Recently there's been some buzz about Google's allocation of employee time, the "70/20/10" split as reported by EWeek. Basically, employees spend 70% of their time working on main projects, 20% of their time working on adjacent projects (like Froogle, Google News, and other beta projects), and 10% of their time working on personal pet projects that may or may not pan out, may or may not be useful, but that are sure fun to play around with.
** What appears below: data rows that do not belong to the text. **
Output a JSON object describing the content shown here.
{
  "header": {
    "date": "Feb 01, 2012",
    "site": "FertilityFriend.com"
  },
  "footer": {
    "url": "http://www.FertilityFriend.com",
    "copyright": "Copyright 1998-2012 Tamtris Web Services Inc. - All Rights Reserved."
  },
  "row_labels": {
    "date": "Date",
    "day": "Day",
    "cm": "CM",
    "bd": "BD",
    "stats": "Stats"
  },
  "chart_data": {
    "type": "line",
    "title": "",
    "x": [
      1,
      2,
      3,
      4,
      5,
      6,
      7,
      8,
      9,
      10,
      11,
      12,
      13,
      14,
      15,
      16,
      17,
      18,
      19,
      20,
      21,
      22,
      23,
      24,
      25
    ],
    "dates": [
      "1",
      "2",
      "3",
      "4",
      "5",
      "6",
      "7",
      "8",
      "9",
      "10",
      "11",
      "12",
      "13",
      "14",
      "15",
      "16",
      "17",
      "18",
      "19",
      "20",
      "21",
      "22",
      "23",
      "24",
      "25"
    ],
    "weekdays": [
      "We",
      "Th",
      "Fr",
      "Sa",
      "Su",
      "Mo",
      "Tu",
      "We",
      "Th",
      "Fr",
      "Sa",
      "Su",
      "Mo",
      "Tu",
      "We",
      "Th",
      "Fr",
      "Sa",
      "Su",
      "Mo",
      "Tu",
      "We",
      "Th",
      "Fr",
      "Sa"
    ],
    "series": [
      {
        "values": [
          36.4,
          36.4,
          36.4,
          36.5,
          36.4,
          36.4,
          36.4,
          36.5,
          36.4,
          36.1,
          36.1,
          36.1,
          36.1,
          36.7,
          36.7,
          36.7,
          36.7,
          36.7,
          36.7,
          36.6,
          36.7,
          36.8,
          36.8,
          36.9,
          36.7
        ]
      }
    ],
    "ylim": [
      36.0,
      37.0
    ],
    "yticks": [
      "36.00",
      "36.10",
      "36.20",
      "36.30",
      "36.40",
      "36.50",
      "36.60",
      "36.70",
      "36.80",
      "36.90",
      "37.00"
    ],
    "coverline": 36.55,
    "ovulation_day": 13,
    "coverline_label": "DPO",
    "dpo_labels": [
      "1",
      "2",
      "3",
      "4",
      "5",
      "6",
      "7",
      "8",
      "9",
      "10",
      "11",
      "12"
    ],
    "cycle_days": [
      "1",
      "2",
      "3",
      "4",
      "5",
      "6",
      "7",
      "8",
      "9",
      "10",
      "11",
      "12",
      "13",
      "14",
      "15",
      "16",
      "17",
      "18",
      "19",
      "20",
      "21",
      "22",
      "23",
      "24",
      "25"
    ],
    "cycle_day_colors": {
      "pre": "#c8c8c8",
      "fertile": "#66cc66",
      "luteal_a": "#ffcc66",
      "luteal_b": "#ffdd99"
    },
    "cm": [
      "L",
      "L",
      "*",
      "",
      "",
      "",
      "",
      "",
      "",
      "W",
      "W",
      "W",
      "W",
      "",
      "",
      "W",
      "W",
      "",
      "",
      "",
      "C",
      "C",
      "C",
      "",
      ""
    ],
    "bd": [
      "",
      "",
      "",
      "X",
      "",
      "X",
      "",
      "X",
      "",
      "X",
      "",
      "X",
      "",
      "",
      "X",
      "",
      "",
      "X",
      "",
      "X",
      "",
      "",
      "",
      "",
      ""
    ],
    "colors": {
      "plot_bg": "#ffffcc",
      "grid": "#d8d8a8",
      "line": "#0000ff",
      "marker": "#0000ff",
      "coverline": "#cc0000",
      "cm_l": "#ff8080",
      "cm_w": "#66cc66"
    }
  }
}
How brilliant! At other businesses, spending time off-project working on things you like would be called "wasting your time" or "being distracted at work." But Google calls it "innovation." THAT'S why Google is the hottest company out there right now, and will stay that way for a while. As Paul Allen put it:
"Most companies operate from the top-down. Managers tell employees what to do. Executives make all the resource allocation decisions. But Google has embraced a philosophy which I think can revolutionize the business world--if other companies are smart enough to adopt it. While the most talented, creative, and entrepreneurial people leave companies like Microsoft in frustration in order to start their own enterprises, Google has created an environment where the most talented, creative, and entrepreneurial employees can play in their own sandbox, attract attention and support from top management, and have their pet projected funded within the company. I understand that Larry and Sergei keep a list of the top 100 pet projects in the company. Many of the existing services which Google offers (including Orkut and Google News) were developed by employees. I expect to see hundreds more innovating and exciting free services coming from Google in the coming years. I see more innovation here than from almost all the other top internet companies combined."